Ainda que se alegue que o exame servia para aferir o que os estudantes tinham aprendido, o que surgiu na verdade foi uma preparação para o ves­tibular, uma distorsão absoluta dos supostos obje­tivos do exame. Com isso, os três escassos anos do ensino médio se tornaram simplesmente uma longa prévia da tortura psicológica que estaria por vir no final do terceiro ano.
Fui matricular certa vez meus filhos recém-alfabetizados numa escola de classe média em São Paulo e perguntei à diretora qual era a linha educacional do estabelecimento. Ela res­pondeu sem titubear: "Aprovar nossos alunos no vestibular". Saí correndo de lá com as crianças.
O ENEM se configura como uma interessante ferramenta de avaliação do ensino médio e, ao con­trário do vestibular, não tem como gerar uma in­dústria de cursinhos, apostilas etc. Sua metodologia rejeita as questões pontuais, conteudísticas, e apela muito mais para as habilidades cognitivas do candi­dato.

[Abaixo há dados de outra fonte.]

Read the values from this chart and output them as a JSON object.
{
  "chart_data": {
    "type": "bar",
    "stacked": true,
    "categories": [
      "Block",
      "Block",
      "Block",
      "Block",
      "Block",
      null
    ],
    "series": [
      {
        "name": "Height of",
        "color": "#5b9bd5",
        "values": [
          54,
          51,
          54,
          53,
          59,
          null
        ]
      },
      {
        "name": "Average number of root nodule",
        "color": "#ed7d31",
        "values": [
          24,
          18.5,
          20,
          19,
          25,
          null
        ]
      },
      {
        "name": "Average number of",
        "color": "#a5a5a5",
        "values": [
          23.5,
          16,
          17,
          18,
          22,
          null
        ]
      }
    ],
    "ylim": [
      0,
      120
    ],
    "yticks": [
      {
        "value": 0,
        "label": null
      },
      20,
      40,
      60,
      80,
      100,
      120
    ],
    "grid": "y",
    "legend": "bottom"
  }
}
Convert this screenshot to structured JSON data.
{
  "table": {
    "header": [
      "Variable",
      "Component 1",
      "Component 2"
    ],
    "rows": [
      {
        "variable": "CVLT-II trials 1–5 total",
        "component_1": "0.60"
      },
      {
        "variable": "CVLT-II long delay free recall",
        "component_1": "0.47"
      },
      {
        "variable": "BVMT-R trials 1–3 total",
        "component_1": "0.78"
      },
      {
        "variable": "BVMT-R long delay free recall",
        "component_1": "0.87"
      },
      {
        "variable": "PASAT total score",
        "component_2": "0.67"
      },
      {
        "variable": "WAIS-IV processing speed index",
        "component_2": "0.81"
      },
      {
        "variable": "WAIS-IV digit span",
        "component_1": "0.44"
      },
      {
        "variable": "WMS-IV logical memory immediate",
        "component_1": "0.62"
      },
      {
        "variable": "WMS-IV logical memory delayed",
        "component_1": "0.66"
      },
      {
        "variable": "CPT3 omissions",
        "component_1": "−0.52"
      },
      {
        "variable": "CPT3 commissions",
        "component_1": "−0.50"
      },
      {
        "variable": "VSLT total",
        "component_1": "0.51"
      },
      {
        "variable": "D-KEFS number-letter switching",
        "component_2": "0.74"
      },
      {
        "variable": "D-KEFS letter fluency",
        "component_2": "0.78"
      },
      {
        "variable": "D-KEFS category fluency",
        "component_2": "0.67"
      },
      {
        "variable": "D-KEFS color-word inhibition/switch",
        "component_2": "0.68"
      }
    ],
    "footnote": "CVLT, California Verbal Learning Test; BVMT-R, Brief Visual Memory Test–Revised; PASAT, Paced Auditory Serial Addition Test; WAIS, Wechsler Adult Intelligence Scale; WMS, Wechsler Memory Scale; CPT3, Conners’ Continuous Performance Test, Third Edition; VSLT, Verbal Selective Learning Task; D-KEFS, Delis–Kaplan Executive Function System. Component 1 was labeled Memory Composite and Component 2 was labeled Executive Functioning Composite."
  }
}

Na prova de linguagem, por exemplo, nada de nomenclatura gramatical, análise sintática e outras idiotices do gênero, mas questões que tentam mo­bilizar o raciocínio lógico, a intuição linguística e a capacidade de leitura e interpretação de textos.
Agora, a perguntinha boba: por que a mídia faz tanto alarde quando ocorre alguma falha no ENEM? E a respostinha ainda mais boba: porque ela se en­trega de corpo e alma ao lobby poderoso da indús­tria do vestibular. Essa indústria tem seu máximo representante no bilionário grupo Objetivo, espa­lhado por todo o território nacional, do qual sur­giu outra excrescência, a Unip, que de universidade tem só o nome. Quem acha que Globo, Veja, Esta­dão e caterva poderiam resistir aos vestibudólares dessa indústria? Quem acha que nossa mídia vendi­da vai apoiar o que quer que seja que venha de um governo que tenta retirar das oligarquias seus bens mais preciosos?